Even without surgery, treatment can still be highly invasive. Getting drugs across the blood-brain barrier often requires injections into the brain or cerebrospinal fluid, and chemotherapy is notoriously difficult for children to tolerate. Thus, patients are often stuck without good treatment options.
A new Phase 1 trial led by researchers at Children’s National Hospital showed that a new autologous multi-antigen T cell therapy can be delivered intravenously and reach the brain through the bloodstream to fight off brain tumors in children.
With results, published in Nature Medicine:
The tumor-associated antigens (TAAs) WT1, PRAME and surviving are widely expressed by these tumors, and a manufacturing technique has been developed to target these intracellular TAAs using autologous, nongenetically engineered T cells.
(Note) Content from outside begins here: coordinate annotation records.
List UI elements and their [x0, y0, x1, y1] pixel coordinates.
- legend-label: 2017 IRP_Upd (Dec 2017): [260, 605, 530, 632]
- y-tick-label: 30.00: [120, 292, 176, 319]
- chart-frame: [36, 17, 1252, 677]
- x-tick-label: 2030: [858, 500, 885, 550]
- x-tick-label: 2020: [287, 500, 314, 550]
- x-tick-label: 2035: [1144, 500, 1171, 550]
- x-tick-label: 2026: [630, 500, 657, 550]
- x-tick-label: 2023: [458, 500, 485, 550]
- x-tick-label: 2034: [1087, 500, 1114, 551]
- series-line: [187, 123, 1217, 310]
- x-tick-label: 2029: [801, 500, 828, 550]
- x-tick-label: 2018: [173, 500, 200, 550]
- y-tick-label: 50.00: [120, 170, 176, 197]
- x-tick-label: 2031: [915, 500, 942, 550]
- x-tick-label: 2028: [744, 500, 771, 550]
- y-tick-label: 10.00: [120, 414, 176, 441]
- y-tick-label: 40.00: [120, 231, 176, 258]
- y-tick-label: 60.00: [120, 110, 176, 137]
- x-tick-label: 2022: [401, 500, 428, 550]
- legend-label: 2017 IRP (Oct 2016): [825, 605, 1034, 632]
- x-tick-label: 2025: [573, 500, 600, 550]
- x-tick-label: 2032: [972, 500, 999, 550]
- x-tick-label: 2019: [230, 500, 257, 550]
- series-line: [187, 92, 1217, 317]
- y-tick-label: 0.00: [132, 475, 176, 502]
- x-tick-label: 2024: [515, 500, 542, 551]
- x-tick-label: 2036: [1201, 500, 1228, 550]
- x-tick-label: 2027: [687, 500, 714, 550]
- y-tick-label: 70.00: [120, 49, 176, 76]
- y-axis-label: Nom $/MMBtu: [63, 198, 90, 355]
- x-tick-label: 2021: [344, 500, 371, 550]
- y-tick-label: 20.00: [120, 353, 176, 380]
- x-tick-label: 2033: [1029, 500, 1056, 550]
- “ReMIND, an open-label, phase 1 adaptive dose-finding study to determine the safety/feasibility of autologous, systemically administered trivalent T cells targeting WT1, PRAME and survivin in children with CNS tumors.”
- Eligible patients had newly diagnosed diffuse intrinsic pontine glioma without lymphodepletion (arm A, n = 16 enrolled, n = 11 infused) and relapsed/recurrent nonbrainstem CNS malignancies without (arm B, n = 28 enrolled, n = 18 infused) or with (arm C, n = 7 enrolled, n = 4 infused) lymphodepletion.
- Primary end points were safety, feasibility and maximum tolerated dose determination; secondary end points included preliminary efficacy and immunobiological correlates, including in vivo TAA-T persistence and systemic immune activation.
- Dose level 3 (8 × 107 cells per m2 per dose) was determined as the maximum tolerated dose.
- Treatment was well tolerated with fatigue and headache being the most common adverse events, although two possibly related serious adverse events of tumor swelling occurred.
- One grade 5 event in a patient with diffuse intrinsic pontine glioma with hydrocephalus, tumor edema and respiratory failure was categorized as a dose-limiting toxicity.
- Median overall survival for arm A was 13.7 months from diagnosis (range, 6.2–32.0) and median progression-free survival for arms B/C was 5.0 months from infusion (range, 0.5–51.6).
- Three patients in arms B/C are alive without disease at 31.8, 41.2 and 51.6 months without further treatment, including one complete response. This trial met safety/feasibility primary end points with some preliminary signals of efficacy.